Seconda guerra mondiale On line i nomi dei deportati italiani in India e Australia Ecco i soldati del Nord-Barese

di LUCA DE CEGLIA
BISCEGLIE - Navi cariche di prigionieri di guerra italiani, dirette verso la lontana Australia. Centinaia di militari italiani furono catturati dagli angloamericani sul fronte africano, in Abissinia, poi internati dietro il filo spinato nei loro possedimenti coloniali in India ed infine trasferiti in terra australiana. Ora le storie di prigionia sono venute alla luce nel National Archives of Australia
Navi cariche di prigionieri di guerra italiani, dirette verso la lontana Australia. Centinaia di militari italiani furono catturati dagli angloamericani sul fronte africano, in Abissinia, poi internati dietro il filo spinato nei loro possedimenti coloniali in India ed infine trasferiti in terra australiana. Viaggi interminabili e sofferenze atroci, in giovane età e lontano dagli affetti più cari, durante la seconda guerra mondiale, tra il 1939 ed il 1945. Un trasporto via mare su navi sovraccariche e con forti limiti in termini di servizi sanitari e di distribuzione del vitto.
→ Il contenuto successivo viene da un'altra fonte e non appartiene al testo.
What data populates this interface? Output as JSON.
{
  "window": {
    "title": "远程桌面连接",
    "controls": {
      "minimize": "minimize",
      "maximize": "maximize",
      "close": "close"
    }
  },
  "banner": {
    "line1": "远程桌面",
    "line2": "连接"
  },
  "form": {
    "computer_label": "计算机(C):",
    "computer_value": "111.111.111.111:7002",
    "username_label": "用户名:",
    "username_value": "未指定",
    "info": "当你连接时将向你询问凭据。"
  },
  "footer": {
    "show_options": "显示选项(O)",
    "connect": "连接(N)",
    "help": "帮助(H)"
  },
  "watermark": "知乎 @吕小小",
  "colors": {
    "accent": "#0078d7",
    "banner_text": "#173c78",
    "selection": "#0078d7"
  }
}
A sognare il rimpatrio in Italia c’erano anche numerosi soldati, circa una quarantina, provenienti dalle città del nord barese: Andria, Barletta, Bisceglie, Canosa, Minervino Murge, Trani. Le loro storie dimenticate di prigionia, oggi contenute in uno schedario elettronico, sono venute alla luce nel National Archives of Australia (http://naa.gov.au), che ha reso agevolmente consultabile on-line la lista di tutti i prigionieri di guerra che furono deportati nel nuovo continente.
La lista fornisce cognome, nome, data e luogo di di nascita e la cronologia dei loro trasferimenti dalla Libia ai campi di prigionia in India, fino all’Australia. La storia dei prigionieri italiani in mano alleata è frustrante e sconsolata, resa ancor più tale dall’ambigua situazione dell’Italia dopo l’ottobre 1943: diventa da paese nemico, paese cobelligerante, ma non riuscì però a modificare lo status dei militari italiani detenuti dagli alleati. Prigionieri e cooperatori allo stesso tempo, questi uomini pagarono con il loro contributo di lavoro gli aiuti economici che gli alleati stavano concedendo all’Italia. Finita la guerra furono trattenuti ancora per molto tempo, con la giustificazione delle difficoltà di trasporto, ma in realtà perché utili e anzi fondamentali per l’economia di quei paesi. La libertà arrivò per loro solo nel gennaio 1947, ad un anno e mezzo dalla fine della guerra, allor quando quasi tutti a bordo del vapore Otranto approdarono a Napoli per far rientro a casa. La fine di un lungo incubo, che li segnò per sempre.